Expert-led Damages Assessments in International Arbitration

Milan Singh-Cheema

On September 21st, 2020, CanArbWeek 2020 presented a “Panel on Damages assessment in International Arbitration”.

The panel consisted of three sophisticated speakers who brought a diversity of perspectives to the discussion: Larry Andrade (Deloitte LLP, National Dispute Advisory Services), Scott Davidson (Duff & Phillips), and Stephanie Cohen (Independent Arbitrator, Cohen Arbitration). Donny Surtani (Independent Arbitrator and Mediator, London Crown Office Chamber), moderated the session.

The session began by exploring the increasing complexity and uncertainty in damage assessments. Surtani observed that innovative and complex methodological expert approaches are becoming commonplace in international arbitration. The panel largely agreed with this proposition, and discussed how “financial engineering” has posed new challenges for how tribunals understand damage assessments. Because these assessments have become more mathematically complex, the burden on experts to make them comprehensible to tribunals has increased. Cohen, who represented the “arbitrator’s perspective” on the panel, noted the difficulty which often ensues when trying to win a tribunal over and convince them of the efficacy of a given methodology. Cohen suggested the use of multiple experts by a party, so that the persuasiveness of the claimed damages does not rest on a single expert’s ability to distill complex methodologies for the tribunal’s understanding.

The panellists then addressed how to deal with experts whose methodologies or conclusions are at odds with one another, as often arises when each party retains its own damages expert. Davidson noted the importance of following the market despite differing legal approaches, and thus advocated for following the business experts’ opinions (over the opinions of accountants, when these conflict), due to their intimate industry knowledge. Cohen remarked on the difficulty such a situation can pose for the tribunal’s decision-making process. For instance, the tribunal’s considerations may vary depending on whether the experts are from the same or different fields. Differences between the quantum findings of experts from the same background can often be elucidated through simple inquiry;  however, the same cannot be said where the experts are not even “speaking the same language” due to different professional backgrounds. Cohen therefore suggested that the parties are best served by agreeing to both retain experts who come from the same fields.

The next issue the panel explored was whether tribunals decide damages assessments from “their gut” and then refer to expert reports more to justify their intuitions than to inform their decision-making. If they do, then it makes more sense for parties to couch their arguments on quantum in emotional appeals rather than to advance broad swaths of data.

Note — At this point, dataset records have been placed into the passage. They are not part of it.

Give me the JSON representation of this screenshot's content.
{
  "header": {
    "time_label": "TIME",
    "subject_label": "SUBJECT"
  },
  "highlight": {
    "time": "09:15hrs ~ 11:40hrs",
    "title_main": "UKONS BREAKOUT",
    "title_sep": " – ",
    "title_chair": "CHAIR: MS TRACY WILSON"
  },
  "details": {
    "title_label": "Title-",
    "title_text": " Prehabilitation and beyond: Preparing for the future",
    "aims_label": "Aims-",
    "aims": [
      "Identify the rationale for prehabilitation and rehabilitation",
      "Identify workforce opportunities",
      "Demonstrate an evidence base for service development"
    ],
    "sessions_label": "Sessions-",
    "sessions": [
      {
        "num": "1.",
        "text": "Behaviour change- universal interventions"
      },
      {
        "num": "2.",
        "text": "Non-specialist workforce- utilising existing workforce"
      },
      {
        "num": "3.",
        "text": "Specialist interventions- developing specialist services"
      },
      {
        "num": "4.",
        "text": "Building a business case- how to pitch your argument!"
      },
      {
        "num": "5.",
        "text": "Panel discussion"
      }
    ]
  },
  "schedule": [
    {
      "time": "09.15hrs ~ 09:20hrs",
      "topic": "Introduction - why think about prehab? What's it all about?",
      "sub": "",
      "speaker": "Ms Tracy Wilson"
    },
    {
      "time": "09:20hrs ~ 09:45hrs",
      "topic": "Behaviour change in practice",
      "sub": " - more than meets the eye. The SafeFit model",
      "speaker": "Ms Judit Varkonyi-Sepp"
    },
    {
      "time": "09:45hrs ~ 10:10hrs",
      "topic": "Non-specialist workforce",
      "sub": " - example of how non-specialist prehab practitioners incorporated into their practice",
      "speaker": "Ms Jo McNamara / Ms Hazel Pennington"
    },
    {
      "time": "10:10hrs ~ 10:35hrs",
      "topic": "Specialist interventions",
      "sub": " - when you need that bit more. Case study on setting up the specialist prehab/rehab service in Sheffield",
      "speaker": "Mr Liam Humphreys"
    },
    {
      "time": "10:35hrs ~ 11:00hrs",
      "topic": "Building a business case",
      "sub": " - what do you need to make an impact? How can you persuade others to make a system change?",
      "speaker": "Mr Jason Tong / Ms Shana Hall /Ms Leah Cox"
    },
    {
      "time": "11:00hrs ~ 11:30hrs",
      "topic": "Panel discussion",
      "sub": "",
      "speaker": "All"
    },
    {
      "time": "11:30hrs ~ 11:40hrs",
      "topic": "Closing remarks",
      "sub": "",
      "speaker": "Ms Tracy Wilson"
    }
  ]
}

The panel discussed how arbitrators who have been practicing for years will often have developed a sense of the quantum of damages and may use expert reports to anchor instincts in fact, while less experienced arbitrators may rely more on the expert reports as sources of information. Either way, however, an element of human bias will always come into play. The panel agreed that the information or arguments that are most persuasive will vary depending on the tribunal. No blanket propositions can be sustained.

Advocacy, therefore, is key—from experts no less than from counsel. Andrade noted how it is often counsel’s failure to present information succinctly in front of a tribunal that leads to a negative outcome. Accordingly, the panel analyzed some of the key considerations that counsel should take into account when preparing an expert for live testimony. The panelists agreed on the importance of briefing experts about what has already unfolded in the proceedings, so that the expert is aware of any prior developments which may affect their testimony, and can adjust accordingly. However, panelists cautioned against “over-rehearsing” experts, which can ruin an expert’s perceived impartiality.

The last topic covered by the panel was the relative effectiveness of party-appointed versus tribunal-appointed experts. The panel noted that, while statements made by a party-appointed expert are sometimes taken with “a grain of salt”, neither is seen as more favorable overall. However, it is important for counsel and experts to be transparent about the instructions given to experts, so that the facts on which each expert’s opinion is based are clear to the tribunal, without which the tribunal will be unable to fairly compare duelling experts’ opinions.